Comme son chiffre d’affaires est sous la barre du milliard de dollars américains, Twitter bénéficie du JOBS Act (Jumpstart Our Business Startups Act). Cette loi créée en 2012, qui vise à favoriser l’entrée en Bourse de petites entreprises, lui a permis de ne diffuser ses informations que trois semaines seulement avant son entrée en Bourse, prévue pour la mi-novembre.

À la mi-octobre, l’entreprise publiait un prospectus dans lequel elle affiche une croissance soutenue de ses ventes et de son trafic au cours trois premiers trimestres de 2013. Twitter a alors plus que doublé son chiffre d’affaires, par rapport à la même période en 2012. Pour les neuf premiers mois de 2013, les revenus de Twitter s’établissent à 422 M$ US.

Le nombre d’utilisateurs actifs a pour sa part augmenté en moyenne de 39 % pour les trois premiers trimestres de 2013. Plus de 231 millions d’utilisateurs gazouillent sur le média social.

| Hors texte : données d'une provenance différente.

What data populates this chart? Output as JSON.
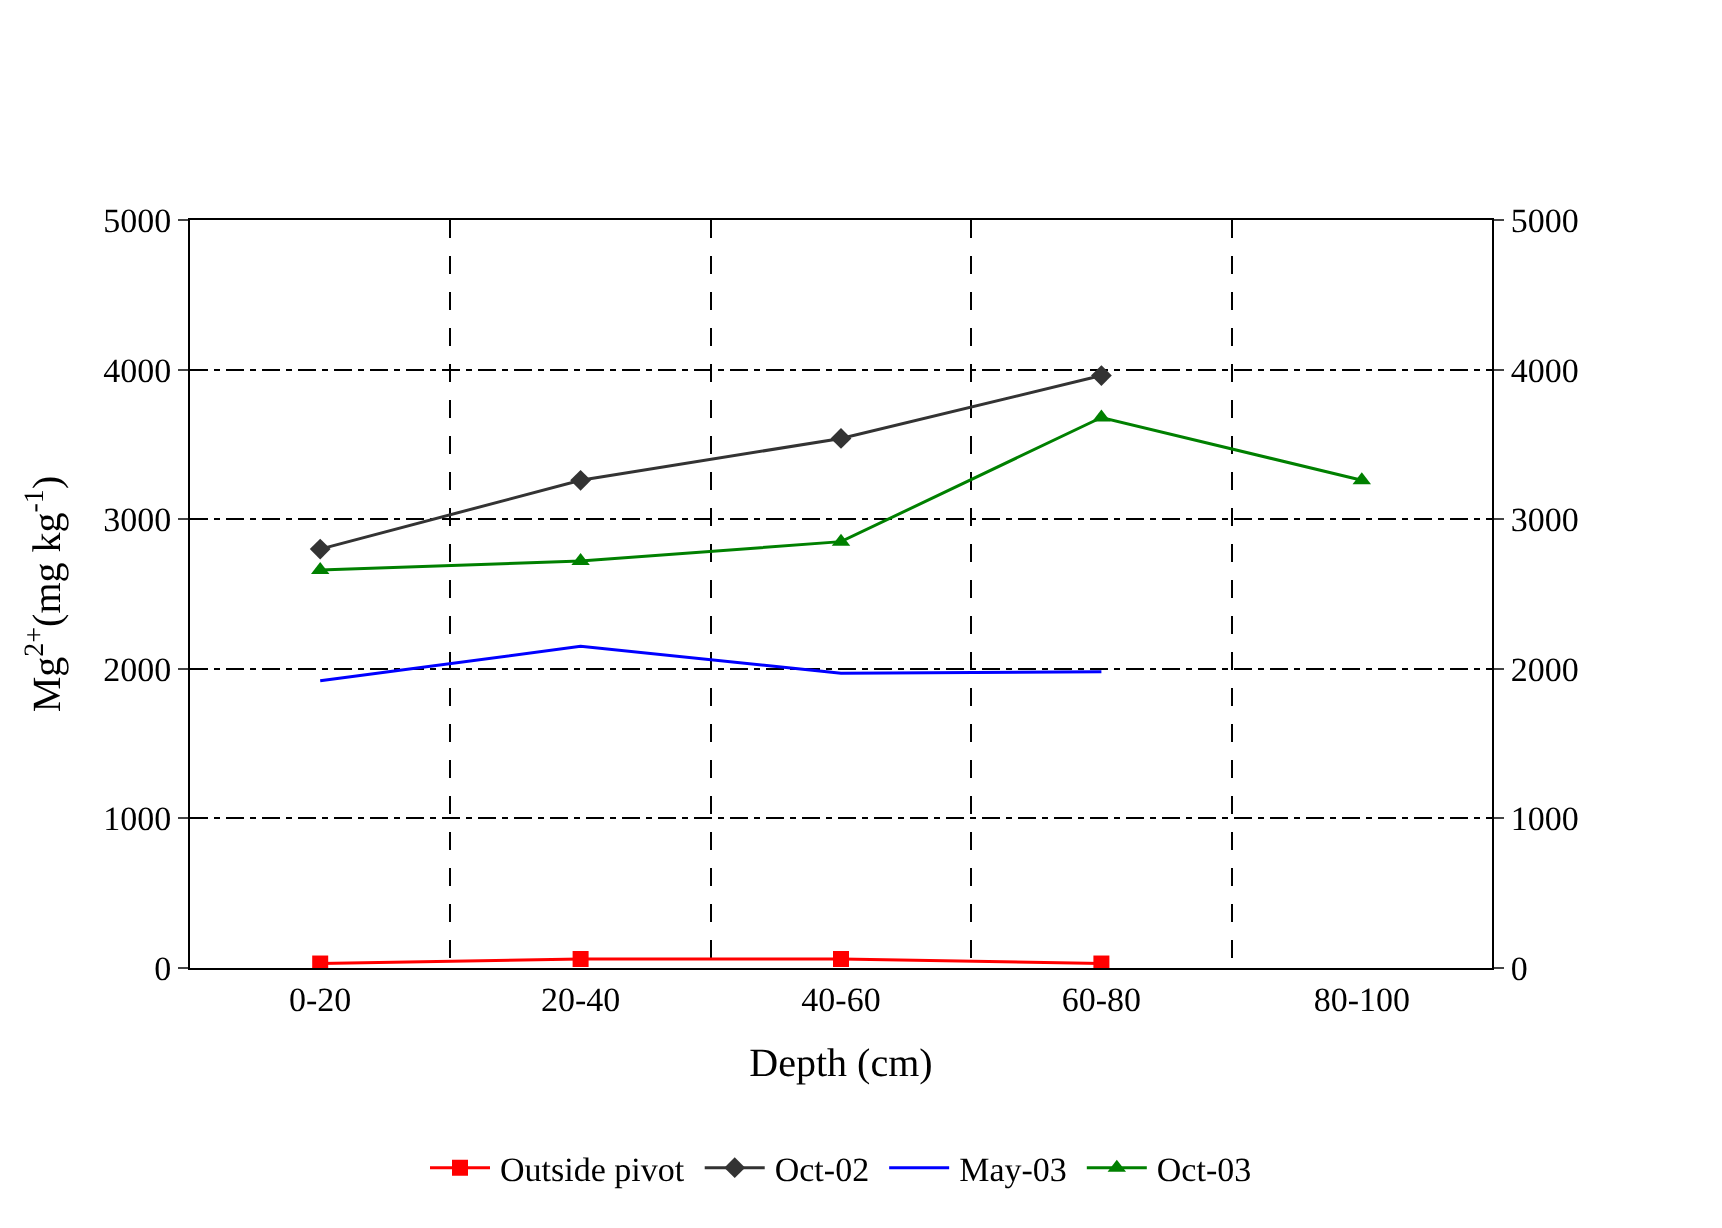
{
  "chart_data": {
    "type": "line",
    "xlabel": "Depth (cm)",
    "ylabel": "Mg$^{2+}$(mg kg$^{-1}$)",
    "categories": [
      "0-20",
      "20-40",
      "40-60",
      "60-80",
      "80-100"
    ],
    "series": [
      {
        "name": "Outside pivot",
        "color": "#ff0000",
        "marker": "square",
        "values": [
          30,
          60,
          60,
          30,
          null
        ]
      },
      {
        "name": "Oct-02",
        "color": "#333333",
        "marker": "diamond",
        "values": [
          2800,
          3260,
          3540,
          3960,
          null
        ]
      },
      {
        "name": "May-03",
        "color": "#0000ff",
        "marker": "none",
        "values": [
          1920,
          2150,
          1970,
          1980,
          null
        ]
      },
      {
        "name": "Oct-03",
        "color": "#008000",
        "marker": "triangle",
        "values": [
          2660,
          2720,
          2850,
          3680,
          3260
        ]
      }
    ],
    "ylim": [
      0,
      5000
    ],
    "yticks": [
      0,
      1000,
      2000,
      3000,
      4000,
      5000
    ],
    "y2lim": [
      0,
      5000
    ],
    "y2ticks": [
      0,
      1000,
      2000,
      3000,
      4000,
      5000
    ],
    "grid": true,
    "legend": "bottom"
  }
}
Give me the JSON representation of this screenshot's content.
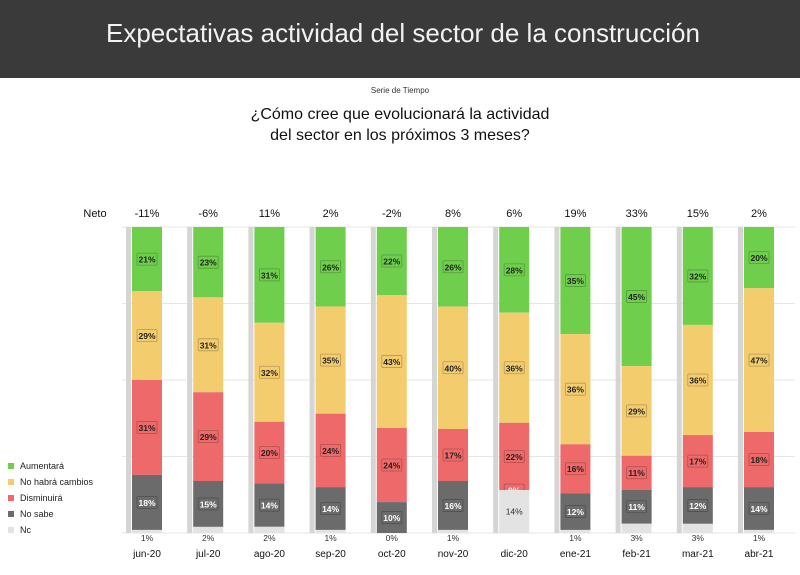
{
  "header": {
    "title": "Expectativas actividad del sector de la construcción"
  },
  "subtitle": "Serie de Tiempo",
  "question": {
    "line1": "¿Cómo cree que evolucionará la actividad",
    "line2": "del sector en los próximos 3 meses?"
  },
  "colors": {
    "header_bg": "#3a3a3a",
    "aumentara": "#6fcf4d",
    "no_habra_cambios": "#f3cc6e",
    "disminuira": "#ee6969",
    "no_sabe": "#6b6b6b",
    "nc": "#e3e3e3"
  },
  "chart_data": {
    "type": "bar",
    "stacked": true,
    "percent": true,
    "title": "¿Cómo cree que evolucionará la actividad del sector en los próximos 3 meses?",
    "neto_label": "Neto",
    "categories": [
      "jun-20",
      "jul-20",
      "ago-20",
      "sep-20",
      "oct-20",
      "nov-20",
      "dic-20",
      "ene-21",
      "feb-21",
      "mar-21",
      "abr-21"
    ],
    "neto": [
      "-11%",
      "-6%",
      "11%",
      "2%",
      "-2%",
      "8%",
      "6%",
      "19%",
      "33%",
      "15%",
      "2%"
    ],
    "series": [
      {
        "name": "Aumentará",
        "key": "aumentara",
        "values": [
          21,
          23,
          31,
          26,
          22,
          26,
          28,
          35,
          45,
          32,
          20
        ]
      },
      {
        "name": "No habrá cambios",
        "key": "no_habra_cambios",
        "values": [
          29,
          31,
          32,
          35,
          43,
          40,
          36,
          36,
          29,
          36,
          47
        ]
      },
      {
        "name": "Disminuirá",
        "key": "disminuira",
        "values": [
          31,
          29,
          20,
          24,
          24,
          17,
          22,
          16,
          11,
          17,
          18
        ]
      },
      {
        "name": "No sabe",
        "key": "no_sabe",
        "values": [
          18,
          15,
          14,
          14,
          10,
          16,
          0,
          12,
          11,
          12,
          14
        ]
      },
      {
        "name": "Nc",
        "key": "nc",
        "values": [
          1,
          2,
          2,
          1,
          0,
          1,
          14,
          1,
          3,
          3,
          1
        ]
      }
    ],
    "ylim": [
      0,
      100
    ]
  }
}
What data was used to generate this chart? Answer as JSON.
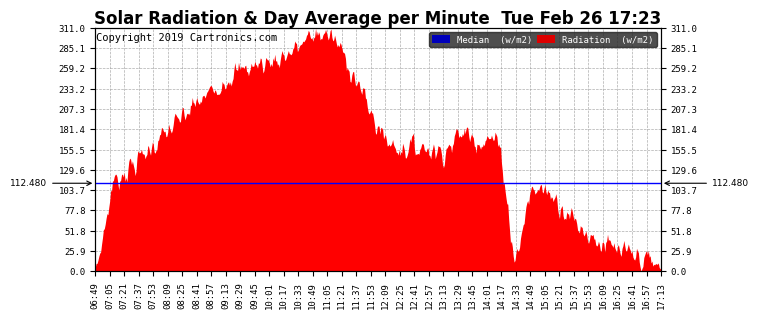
{
  "title": "Solar Radiation & Day Average per Minute  Tue Feb 26 17:23",
  "copyright": "Copyright 2019 Cartronics.com",
  "median_value": 112.48,
  "y_max": 311.0,
  "y_min": 0.0,
  "y_ticks": [
    0.0,
    25.9,
    51.8,
    77.8,
    103.7,
    129.6,
    155.5,
    181.4,
    207.3,
    233.2,
    259.2,
    285.1,
    311.0
  ],
  "x_ticks": [
    "06:49",
    "07:05",
    "07:21",
    "07:37",
    "07:53",
    "08:09",
    "08:25",
    "08:41",
    "08:57",
    "09:13",
    "09:29",
    "09:45",
    "10:01",
    "10:17",
    "10:33",
    "10:49",
    "11:05",
    "11:21",
    "11:37",
    "11:53",
    "12:09",
    "12:25",
    "12:41",
    "12:57",
    "13:13",
    "13:29",
    "13:45",
    "14:01",
    "14:17",
    "14:33",
    "14:49",
    "15:05",
    "15:21",
    "15:37",
    "15:53",
    "16:09",
    "16:25",
    "16:41",
    "16:57",
    "17:13"
  ],
  "legend_median_label": "Median  (w/m2)",
  "legend_radiation_label": "Radiation  (w/m2)",
  "median_bg_color": "#0000bb",
  "radiation_bg_color": "#dd0000",
  "fill_color": "#ff0000",
  "line_color": "#0000ff",
  "background_color": "#ffffff",
  "grid_color": "#999999",
  "title_fontsize": 12,
  "copyright_fontsize": 7.5,
  "tick_fontsize": 6.5
}
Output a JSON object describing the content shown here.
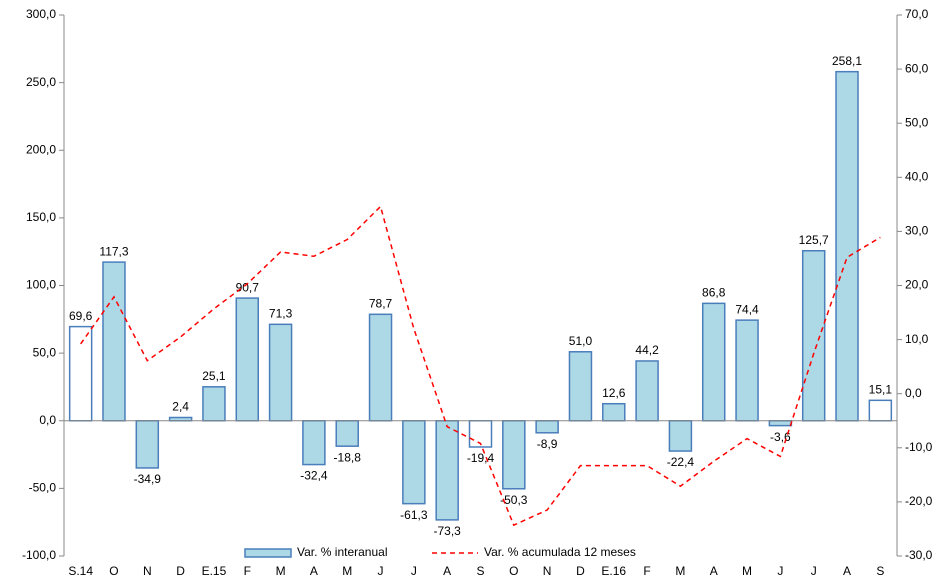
{
  "chart_data": {
    "type": "bar",
    "categories": [
      "S.14",
      "O",
      "N",
      "D",
      "E.15",
      "F",
      "M",
      "A",
      "M",
      "J",
      "J",
      "A",
      "S",
      "O",
      "N",
      "D",
      "E.16",
      "F",
      "M",
      "A",
      "M",
      "J",
      "J",
      "A",
      "S"
    ],
    "series": [
      {
        "name": "Var. % interanual",
        "type": "bar",
        "color": "#add8e6",
        "edge_color": "#4a7ebb",
        "colors": [
          "#ffffff",
          "#add8e6",
          "#add8e6",
          "#add8e6",
          "#add8e6",
          "#add8e6",
          "#add8e6",
          "#add8e6",
          "#add8e6",
          "#add8e6",
          "#add8e6",
          "#add8e6",
          "#ffffff",
          "#add8e6",
          "#add8e6",
          "#add8e6",
          "#add8e6",
          "#add8e6",
          "#add8e6",
          "#add8e6",
          "#add8e6",
          "#add8e6",
          "#add8e6",
          "#add8e6",
          "#ffffff"
        ],
        "values": [
          69.6,
          117.3,
          -34.9,
          2.4,
          25.1,
          90.7,
          71.3,
          -32.4,
          -18.8,
          78.7,
          -61.3,
          -73.3,
          -19.4,
          -50.3,
          -8.9,
          51.0,
          12.6,
          44.2,
          -22.4,
          86.8,
          74.4,
          -3.6,
          125.7,
          258.1,
          15.1
        ],
        "value_labels": [
          "69,6",
          "117,3",
          "-34,9",
          "2,4",
          "25,1",
          "90,7",
          "71,3",
          "-32,4",
          "-18,8",
          "78,7",
          "-61,3",
          "-73,3",
          "-19,4",
          "-50,3",
          "-8,9",
          "51,0",
          "12,6",
          "44,2",
          "-22,4",
          "86,8",
          "74,4",
          "-3,6",
          "125,7",
          "258,1",
          "15,1"
        ]
      },
      {
        "name": "Var. % acumulada 12 meses",
        "type": "line",
        "axis": "y2",
        "color": "#ff0000",
        "dashed": true,
        "values": [
          9.2,
          17.9,
          6.1,
          10.5,
          15.7,
          20.3,
          26.2,
          25.4,
          28.5,
          34.6,
          12.0,
          -6.1,
          -9.2,
          -24.3,
          -21.5,
          -13.3,
          -13.3,
          -13.3,
          -17.1,
          -12.5,
          -8.3,
          -11.6,
          7.4,
          25.2,
          28.9
        ]
      }
    ],
    "ylim": [
      -100,
      300
    ],
    "yticks": [
      {
        "value": -100,
        "label": "-100,0"
      },
      {
        "value": -50,
        "label": "-50,0"
      },
      {
        "value": 0,
        "label": "0,0"
      },
      {
        "value": 50,
        "label": "50,0"
      },
      {
        "value": 100,
        "label": "100,0"
      },
      {
        "value": 150,
        "label": "150,0"
      },
      {
        "value": 200,
        "label": "200,0"
      },
      {
        "value": 250,
        "label": "250,0"
      },
      {
        "value": 300,
        "label": "300,0"
      }
    ],
    "y2lim": [
      -30,
      70
    ],
    "y2ticks": [
      {
        "value": -30,
        "label": "-30,0"
      },
      {
        "value": -20,
        "label": "-20,0"
      },
      {
        "value": -10,
        "label": "-10,0"
      },
      {
        "value": 0,
        "label": "0,0"
      },
      {
        "value": 10,
        "label": "10,0"
      },
      {
        "value": 20,
        "label": "20,0"
      },
      {
        "value": 30,
        "label": "30,0"
      },
      {
        "value": 40,
        "label": "40,0"
      },
      {
        "value": 50,
        "label": "50,0"
      },
      {
        "value": 60,
        "label": "60,0"
      },
      {
        "value": 70,
        "label": "70,0"
      }
    ],
    "legend": "bottom"
  }
}
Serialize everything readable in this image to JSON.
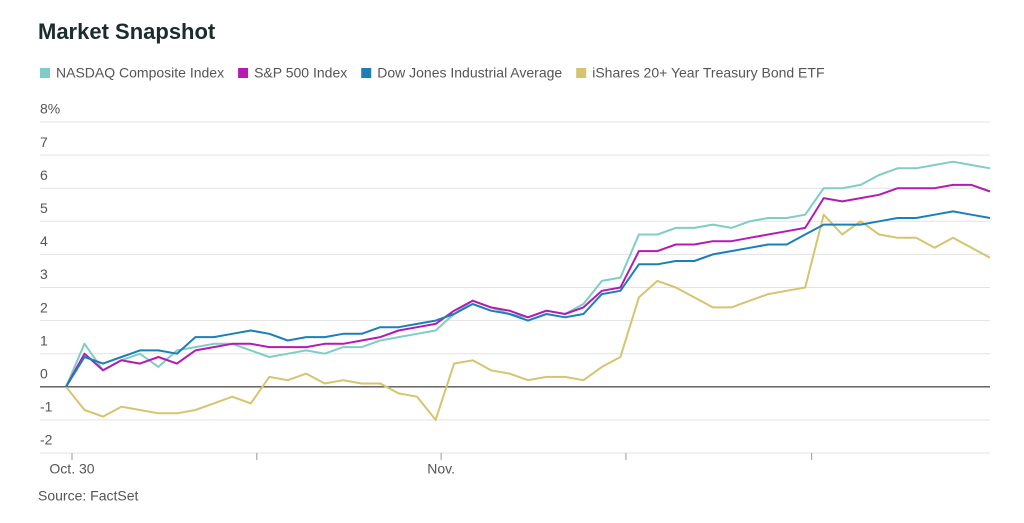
{
  "chart_data": {
    "type": "line",
    "title": "Market Snapshot",
    "source": "Source: FactSet",
    "x": [
      0,
      2,
      4,
      6,
      8,
      10,
      12,
      14,
      16,
      18,
      20,
      22,
      24,
      26,
      28,
      30,
      32,
      34,
      36,
      38,
      40,
      42,
      44,
      46,
      48,
      50,
      52,
      54,
      56,
      58,
      60,
      62,
      64,
      66,
      68,
      70,
      72,
      74,
      76,
      78,
      80,
      82,
      84,
      86,
      88,
      90,
      92,
      94,
      96,
      98,
      100
    ],
    "xlim": [
      0,
      100
    ],
    "xticks": [
      {
        "value": 0.65,
        "label": "Oct. 30"
      },
      {
        "value": 20.65,
        "label": null
      },
      {
        "value": 40.6,
        "label": "Nov."
      },
      {
        "value": 60.6,
        "label": null
      },
      {
        "value": 80.7,
        "label": null
      }
    ],
    "ylim": [
      -2,
      8
    ],
    "yticks": [
      -2,
      -1,
      0,
      1,
      2,
      3,
      4,
      5,
      6,
      7,
      {
        "value": 8,
        "label": "8%"
      }
    ],
    "grid": true,
    "series": [
      {
        "name": "NASDAQ Composite Index",
        "color": "#7fcdc6",
        "values": [
          0,
          1.3,
          0.5,
          0.8,
          1.0,
          0.6,
          1.1,
          1.2,
          1.3,
          1.3,
          1.1,
          0.9,
          1.0,
          1.1,
          1.0,
          1.2,
          1.2,
          1.4,
          1.5,
          1.6,
          1.7,
          2.2,
          2.6,
          2.4,
          2.2,
          2.1,
          2.3,
          2.2,
          2.5,
          3.2,
          3.3,
          4.6,
          4.6,
          4.8,
          4.8,
          4.9,
          4.8,
          5.0,
          5.1,
          5.1,
          5.2,
          6.0,
          6.0,
          6.1,
          6.4,
          6.6,
          6.6,
          6.7,
          6.8,
          6.7,
          6.6
        ]
      },
      {
        "name": "S&P 500 Index",
        "color": "#b41bb4",
        "values": [
          0,
          1.0,
          0.5,
          0.8,
          0.7,
          0.9,
          0.7,
          1.1,
          1.2,
          1.3,
          1.3,
          1.2,
          1.2,
          1.2,
          1.3,
          1.3,
          1.4,
          1.5,
          1.7,
          1.8,
          1.9,
          2.3,
          2.6,
          2.4,
          2.3,
          2.1,
          2.3,
          2.2,
          2.4,
          2.9,
          3.0,
          4.1,
          4.1,
          4.3,
          4.3,
          4.4,
          4.4,
          4.5,
          4.6,
          4.7,
          4.8,
          5.7,
          5.6,
          5.7,
          5.8,
          6.0,
          6.0,
          6.0,
          6.1,
          6.1,
          5.9
        ]
      },
      {
        "name": "Dow Jones Industrial Average",
        "color": "#1a80b6",
        "values": [
          0,
          0.9,
          0.7,
          0.9,
          1.1,
          1.1,
          1.0,
          1.5,
          1.5,
          1.6,
          1.7,
          1.6,
          1.4,
          1.5,
          1.5,
          1.6,
          1.6,
          1.8,
          1.8,
          1.9,
          2.0,
          2.2,
          2.5,
          2.3,
          2.2,
          2.0,
          2.2,
          2.1,
          2.2,
          2.8,
          2.9,
          3.7,
          3.7,
          3.8,
          3.8,
          4.0,
          4.1,
          4.2,
          4.3,
          4.3,
          4.6,
          4.9,
          4.9,
          4.9,
          5.0,
          5.1,
          5.1,
          5.2,
          5.3,
          5.2,
          5.1
        ]
      },
      {
        "name": "iShares 20+ Year Treasury Bond ETF",
        "color": "#d6c46e",
        "values": [
          0,
          -0.7,
          -0.9,
          -0.6,
          -0.7,
          -0.8,
          -0.8,
          -0.7,
          -0.5,
          -0.3,
          -0.5,
          0.3,
          0.2,
          0.4,
          0.1,
          0.2,
          0.1,
          0.1,
          -0.2,
          -0.3,
          -1.0,
          0.7,
          0.8,
          0.5,
          0.4,
          0.2,
          0.3,
          0.3,
          0.2,
          0.6,
          0.9,
          2.7,
          3.2,
          3.0,
          2.7,
          2.4,
          2.4,
          2.6,
          2.8,
          2.9,
          3.0,
          5.2,
          4.6,
          5.0,
          4.6,
          4.5,
          4.5,
          4.2,
          4.5,
          4.2,
          3.9
        ]
      }
    ]
  }
}
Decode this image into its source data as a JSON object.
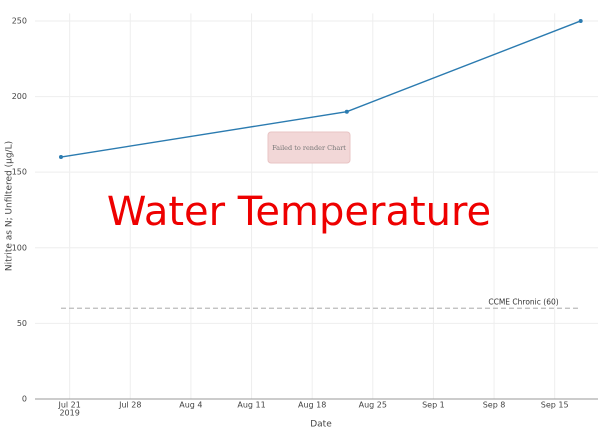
{
  "chart_data": {
    "type": "line",
    "title": "Water Temperature",
    "notice": "Failed to render Chart",
    "x_label": "Date",
    "y_label": "Nitrite as N; Unfiltered (µg/L)",
    "x": [
      "2019-07-20",
      "2019-08-22",
      "2019-09-18"
    ],
    "series": [
      {
        "name": "Nitrite as N; Unfiltered",
        "color": "#2b7bb0",
        "values": [
          160,
          190,
          250
        ]
      }
    ],
    "reference_line": {
      "value": 60,
      "label": "CCME Chronic (60)",
      "color": "#bbbbbb"
    },
    "xlim": [
      "2019-07-17",
      "2019-09-20"
    ],
    "xticks": [
      {
        "value": "2019-07-21",
        "label": "Jul 21",
        "sublabel": "2019"
      },
      {
        "value": "2019-07-28",
        "label": "Jul 28"
      },
      {
        "value": "2019-08-04",
        "label": "Aug 4"
      },
      {
        "value": "2019-08-11",
        "label": "Aug 11"
      },
      {
        "value": "2019-08-18",
        "label": "Aug 18"
      },
      {
        "value": "2019-08-25",
        "label": "Aug 25"
      },
      {
        "value": "2019-09-01",
        "label": "Sep 1"
      },
      {
        "value": "2019-09-08",
        "label": "Sep 8"
      },
      {
        "value": "2019-09-15",
        "label": "Sep 15"
      }
    ],
    "ylim": [
      0,
      255
    ],
    "yticks": [
      0,
      50,
      100,
      150,
      200,
      250
    ],
    "grid": true
  }
}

Toutefois, l’entreprise a affiché des pertes plus importantes depuis le début de 2013 qu’au cours de l’année précédente, passant de 69 M$ à 132 M$. Une situation qu’elle explique essentiellement par ses dépenses marketing, qui ont plus que doublé durant la même période.

Tout le monde se souvient de l’entrée en Bourse difficile de Facebook à l’été 2012. Le géant des médias sociaux a vu la valeur de ses actions monter légèrement, pour dégringoler par la suite, passant de 45 $ US à 19 $ US en moins de quatre mois.

Selon John Pliniussen, Twitter saura tirer des leçons du premier appel public à l’épargne (PAPE) de ses cousins Facebook et LinkedIn, qui pourraient lui servir d’exemple. Le réseau professionnel, qui a fait son entrée en Bourse en 2011, a connu un succès immédiat. Depuis, la valeur de ses actions ne cesse de croître. Au cours de la dernière année seulement, son cours a bondi de 120 %.

Will Ashworth, responsable des ventes institutionnelles chez Dow Jones, mesure pour sa part l’intérêt pour les médias sociaux. Il a publié récemment un texte sur Investopedia qui concluait que les médias sociaux se cannibalisent en offrant des services concurrentiels.

«Les investisseurs ne semblent pas se soucier des revenus à venir, parce que Twitter risque d’être sérieusement touchée par la croissance de Facebook, qui étend sa présence sur les plateformes mobiles en attirant les annonceurs.»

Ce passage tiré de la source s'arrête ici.